Dari data Bank Indonesia, porsi pembiayaan bank untuk KPR kedua, ketiga dan seterusnya masih di bawah 20% dari total KPR, sehingga masih sangat terbuka kesempatan bagi bank untuk tetap tumbuh dengan membiayai sektor perumahan. Demikian juga peluang bagi pelaku usaha di bidang properti masih sangat terbuka karena kebutuhan hunian bagi masyarakat masih sangat besar, terutama kesempatan untuk membangun rumah tipe kecil dan menengah yang terjangkau oleh masyarakat kebanyakan.
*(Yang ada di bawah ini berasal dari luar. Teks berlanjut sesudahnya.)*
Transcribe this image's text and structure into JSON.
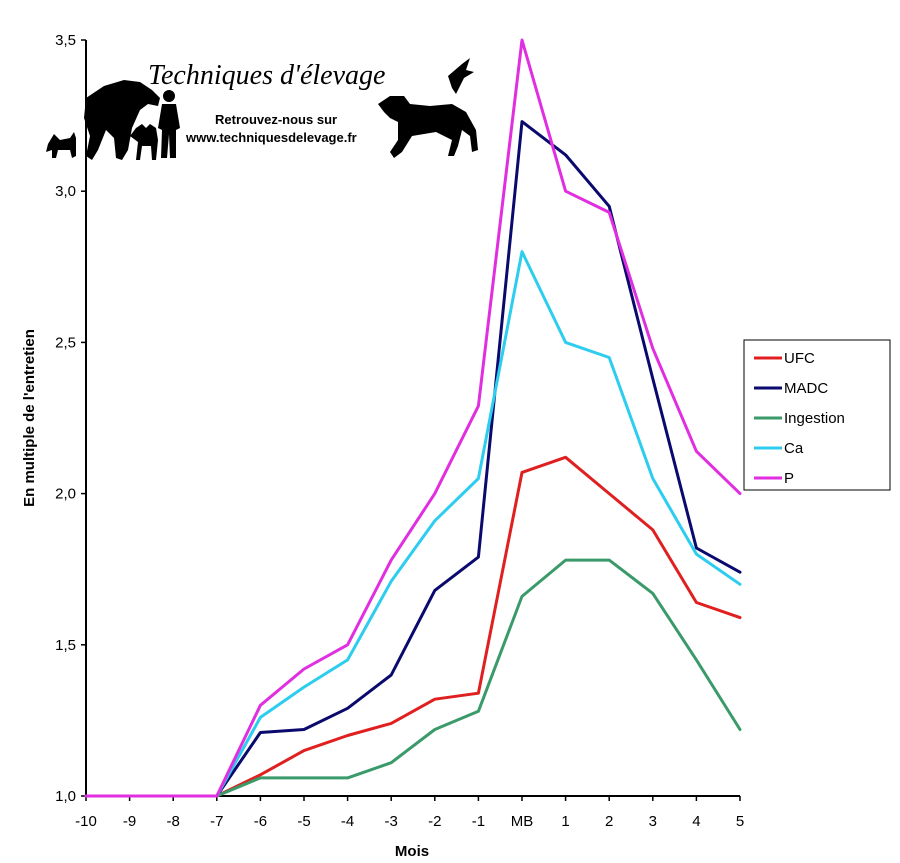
{
  "watermark": {
    "title": "Techniques d'élevage",
    "line1": "Retrouvez-nous sur",
    "line2": "www.techniquesdelevage.fr",
    "icons": [
      "horse-icon",
      "dog-icon",
      "cat-icon",
      "person-icon",
      "bird-icon",
      "horse-running-icon"
    ]
  },
  "chart_data": {
    "type": "line",
    "title": "",
    "xlabel": "Mois",
    "ylabel": "En multiple de l'entretien",
    "categories": [
      "-10",
      "-9",
      "-8",
      "-7",
      "-6",
      "-5",
      "-4",
      "-3",
      "-2",
      "-1",
      "MB",
      "1",
      "2",
      "3",
      "4",
      "5"
    ],
    "ylim": [
      1.0,
      3.5
    ],
    "yticks": [
      1.0,
      1.5,
      2.0,
      2.5,
      3.0,
      3.5
    ],
    "ytick_labels": [
      "1,0",
      "1,5",
      "2,0",
      "2,5",
      "3,0",
      "3,5"
    ],
    "grid": false,
    "legend_position": "right",
    "series": [
      {
        "name": "UFC",
        "color": "#e02020",
        "values": [
          1.0,
          1.0,
          1.0,
          1.0,
          1.07,
          1.15,
          1.2,
          1.24,
          1.32,
          1.34,
          2.07,
          2.12,
          2.0,
          1.88,
          1.64,
          1.59
        ]
      },
      {
        "name": "MADC",
        "color": "#0a0a6e",
        "values": [
          1.0,
          1.0,
          1.0,
          1.0,
          1.21,
          1.22,
          1.29,
          1.4,
          1.68,
          1.79,
          3.23,
          3.12,
          2.95,
          2.38,
          1.82,
          1.74
        ]
      },
      {
        "name": "Ingestion",
        "color": "#3a9a6a",
        "values": [
          1.0,
          1.0,
          1.0,
          1.0,
          1.06,
          1.06,
          1.06,
          1.11,
          1.22,
          1.28,
          1.66,
          1.78,
          1.78,
          1.67,
          1.45,
          1.22
        ]
      },
      {
        "name": "Ca",
        "color": "#2ccdee",
        "values": [
          1.0,
          1.0,
          1.0,
          1.0,
          1.26,
          1.36,
          1.45,
          1.71,
          1.91,
          2.05,
          2.8,
          2.5,
          2.45,
          2.05,
          1.8,
          1.7
        ]
      },
      {
        "name": "P",
        "color": "#e02ee0",
        "values": [
          1.0,
          1.0,
          1.0,
          1.0,
          1.3,
          1.42,
          1.5,
          1.78,
          2.0,
          2.29,
          3.5,
          3.0,
          2.93,
          2.48,
          2.14,
          2.0
        ]
      }
    ]
  }
}
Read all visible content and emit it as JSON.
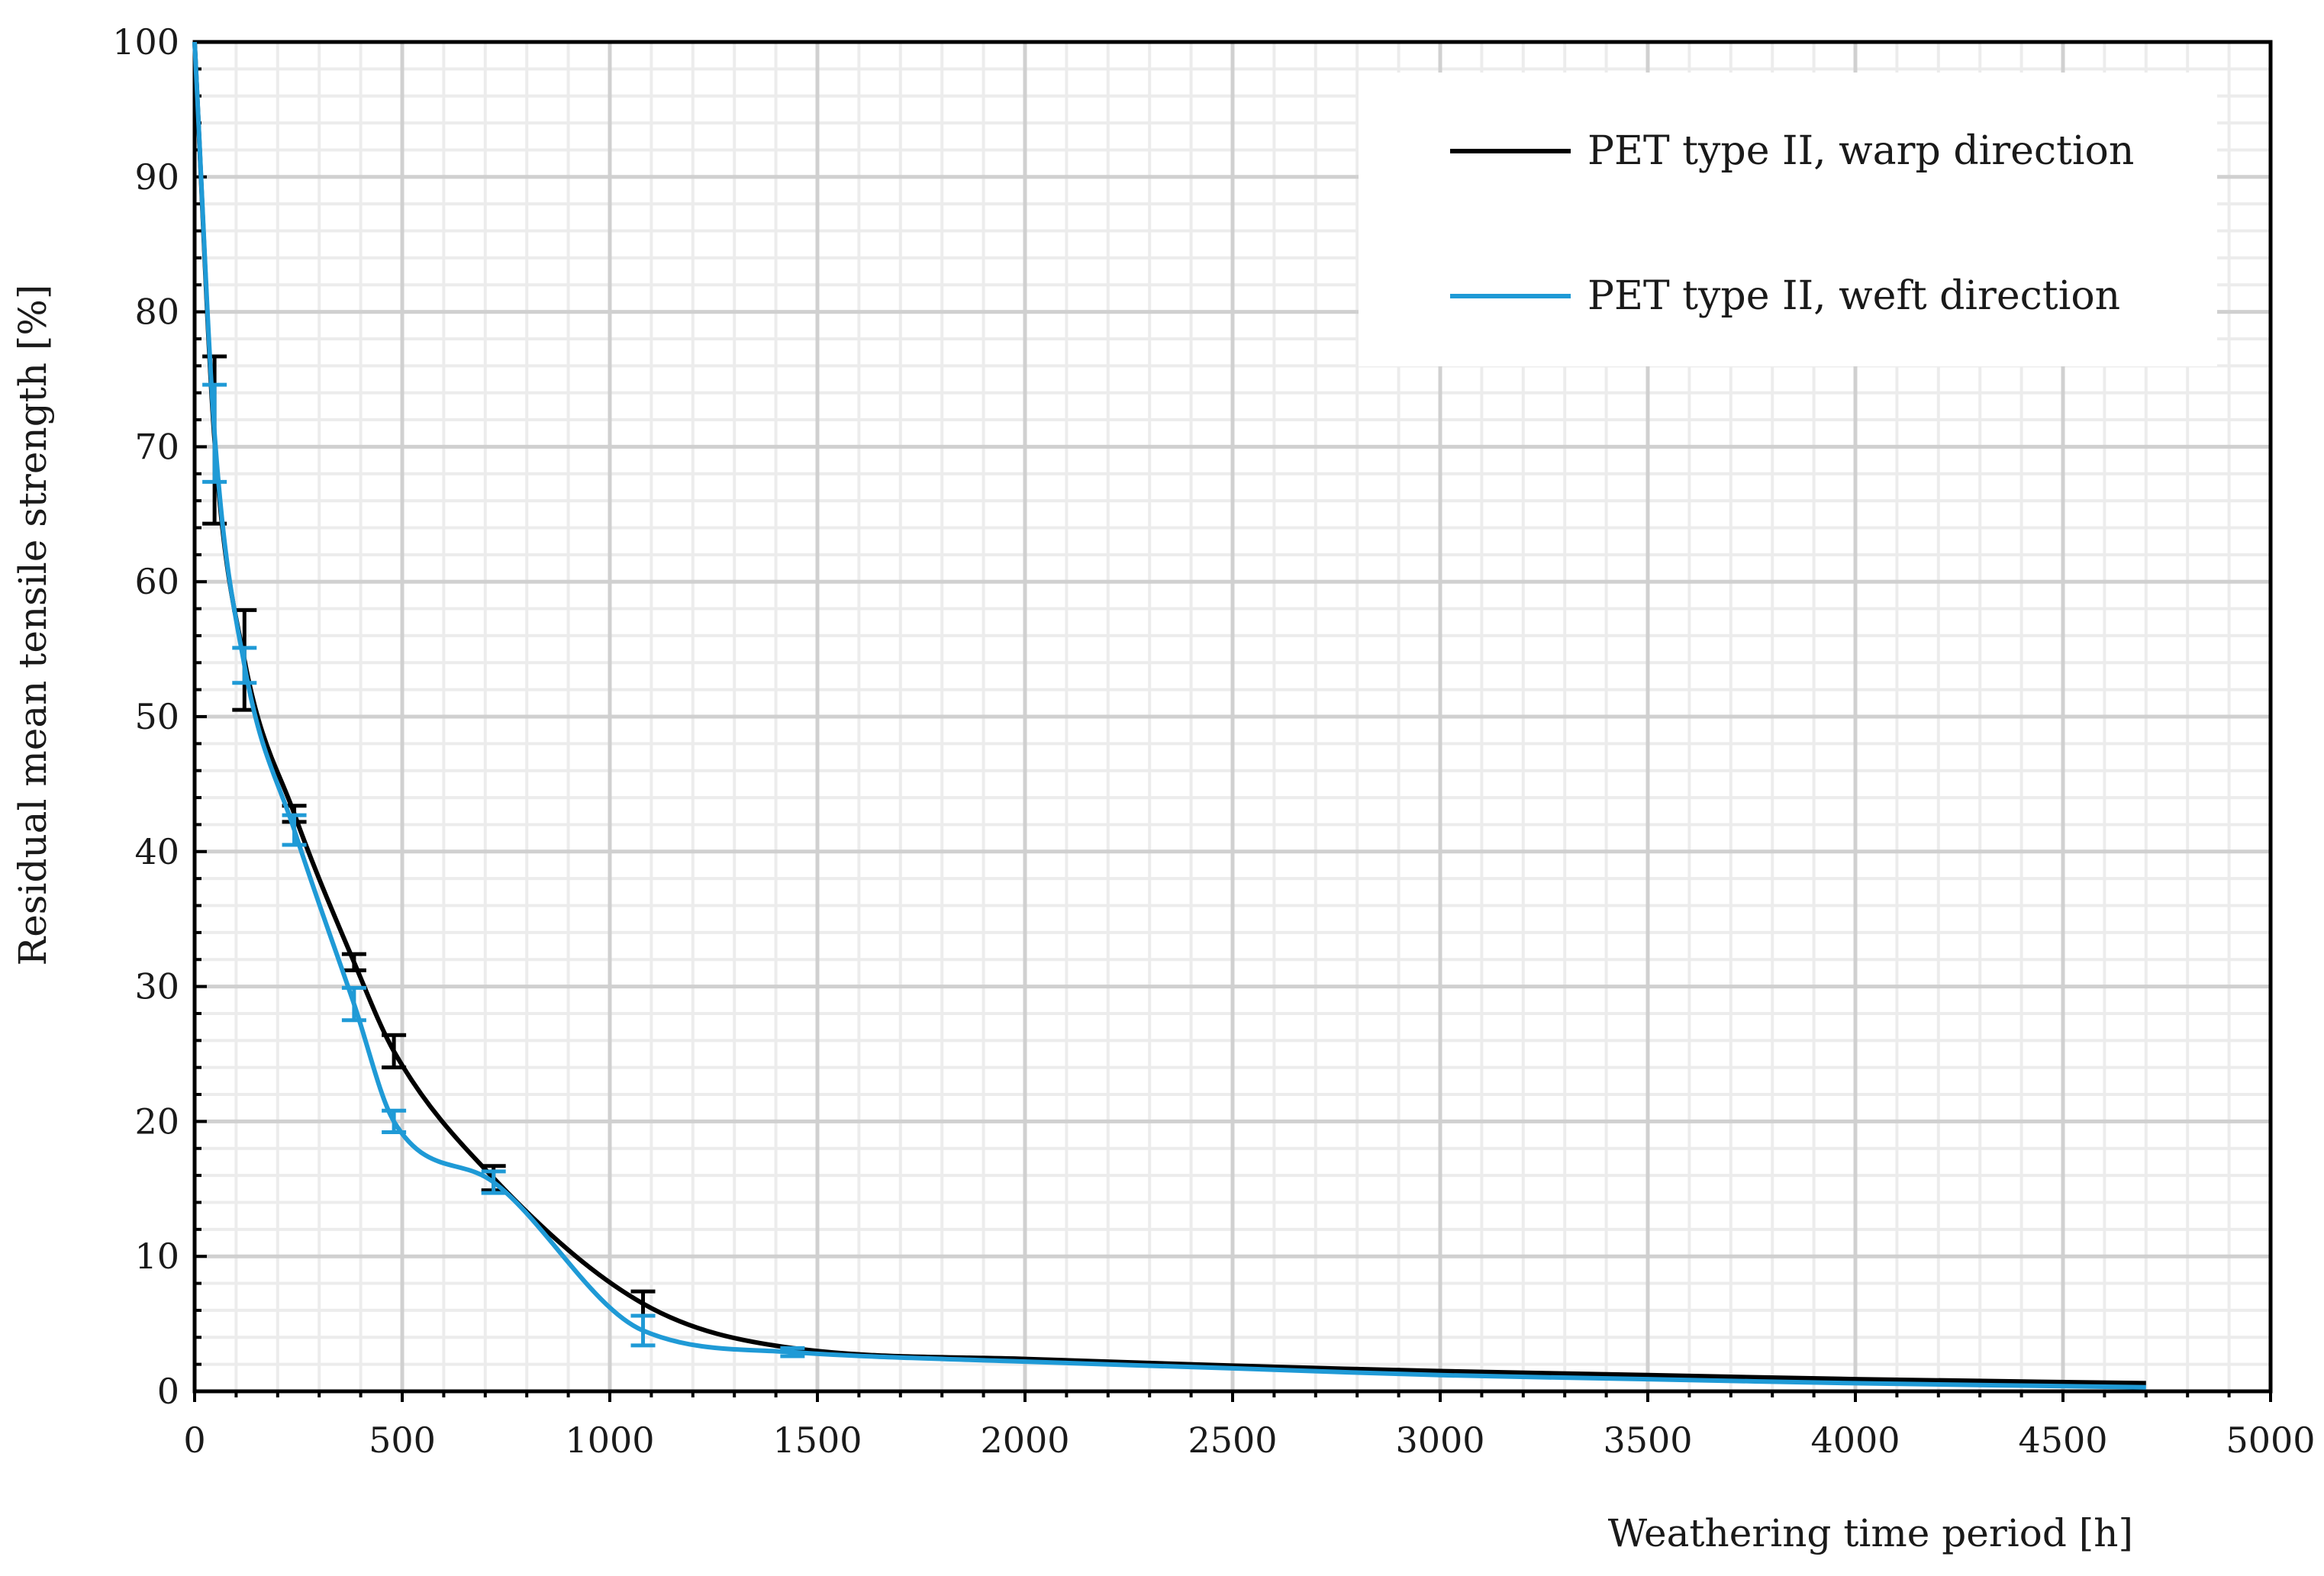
{
  "chart_data": {
    "type": "line",
    "title": "",
    "xlabel": "Weathering time period [h]",
    "ylabel": "Residual mean tensile strength [%]",
    "xlim": [
      0,
      5000
    ],
    "ylim": [
      0,
      100
    ],
    "x_ticks": [
      0,
      500,
      1000,
      1500,
      2000,
      2500,
      3000,
      3500,
      4000,
      4500,
      5000
    ],
    "y_ticks": [
      0,
      10,
      20,
      30,
      40,
      50,
      60,
      70,
      80,
      90,
      100
    ],
    "x_tick_labels": [
      "0",
      "500",
      "1000",
      "1500",
      "2000",
      "2500",
      "3000",
      "3500",
      "4000",
      "4500",
      "5000"
    ],
    "y_tick_labels": [
      "0",
      "10",
      "20",
      "30",
      "40",
      "50",
      "60",
      "70",
      "80",
      "90",
      "100"
    ],
    "grid": true,
    "legend_position": "top-right",
    "series": [
      {
        "name": "PET type II, warp direction",
        "color": "#000000",
        "x": [
          0,
          48,
          120,
          240,
          384,
          480,
          720,
          1080,
          1440,
          2000,
          2500,
          3000,
          3500,
          4000,
          4700
        ],
        "y": [
          100,
          70.5,
          54.2,
          42.8,
          31.8,
          25.2,
          15.8,
          6.5,
          3.2,
          2.4,
          1.9,
          1.5,
          1.2,
          0.9,
          0.6
        ],
        "err": [
          null,
          6.2,
          3.7,
          0.6,
          0.6,
          1.2,
          0.9,
          0.9,
          null,
          null,
          null,
          null,
          null,
          null,
          null
        ]
      },
      {
        "name": "PET type II, weft direction",
        "color": "#1f9ad6",
        "x": [
          0,
          48,
          120,
          240,
          384,
          480,
          720,
          1080,
          1440,
          2000,
          2500,
          3000,
          3500,
          4000,
          4700
        ],
        "y": [
          100,
          71.0,
          53.8,
          41.6,
          28.7,
          20.0,
          15.5,
          4.5,
          2.9,
          2.2,
          1.7,
          1.2,
          0.9,
          0.6,
          0.3
        ],
        "err": [
          null,
          3.6,
          1.3,
          1.1,
          1.2,
          0.8,
          0.8,
          1.1,
          0.3,
          null,
          null,
          null,
          null,
          null,
          null
        ]
      }
    ]
  }
}
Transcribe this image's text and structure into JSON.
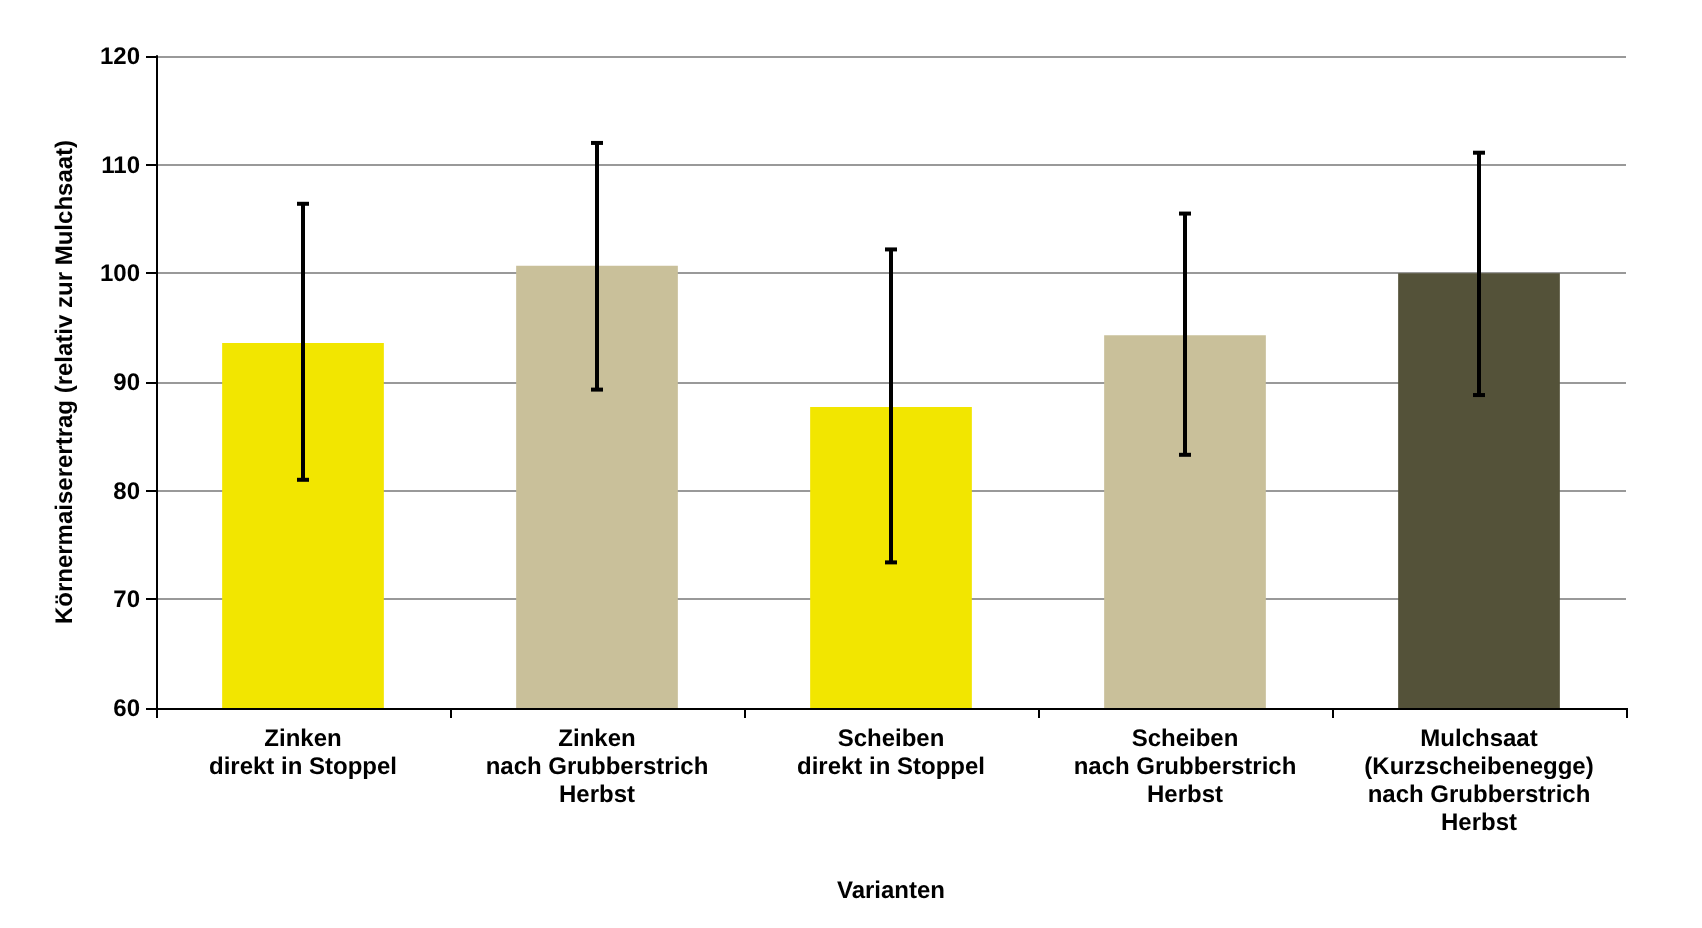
{
  "chart_data": {
    "type": "bar",
    "xlabel": "Varianten",
    "ylabel": "Körnermaiserertrag (relativ zur Mulchsaat)",
    "categories": [
      "Zinken\ndirekt in Stoppel",
      "Zinken\nnach Grubberstrich\nHerbst",
      "Scheiben\ndirekt in Stoppel",
      "Scheiben\nnach Grubberstrich\nHerbst",
      "Mulchsaat\n(Kurzscheibenegge)\nnach Grubberstrich\nHerbst"
    ],
    "values": [
      93.6,
      100.7,
      87.7,
      94.3,
      100.0
    ],
    "colors": [
      "#f2e600",
      "#c9c09a",
      "#f2e600",
      "#c9c09a",
      "#545239"
    ],
    "errors": [
      [
        81,
        106.4
      ],
      [
        89.3,
        112
      ],
      [
        73.4,
        102.2
      ],
      [
        83.3,
        105.5
      ],
      [
        88.8,
        111.1
      ]
    ],
    "ylim": [
      60,
      120
    ],
    "yticks": [
      60,
      70,
      80,
      90,
      100,
      110,
      120
    ],
    "grid": "y"
  }
}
Dengan adanya penyempurnaan ketentuan LTV pada tahun 2013, risiko kredit diharapkan lebih terjaga, sehingga sektor properti tumbuh secara berkelanjutan. Selain itu, masyarakat berpenghasilan menengah ke bawah akan memiliki kesempatan yang lebih besar untuk memperoleh rumah layak huni. Dalam rangka meningkatkan aspek perlindungan konsumen di sektor properti, ketentuan ini juga mengatur pembayaran cicilan sesuai dengan perkembangan pembangunan rumah atau apartemen yang dibiayai. Dengan hal itu, maka risiko terjadinya wanprestasi oleh pihak pengembang yang akan merugikan konsumen dapat diminimalkan.

Efektivitas Kebijakan Ini

Kebijakan pembatasan LTV ini tampaknya cukup berhasil, yaitu (1) mengerem laju kenaikkan harga properti dan (2) memperlambat laju pertumbuhan kredit properti.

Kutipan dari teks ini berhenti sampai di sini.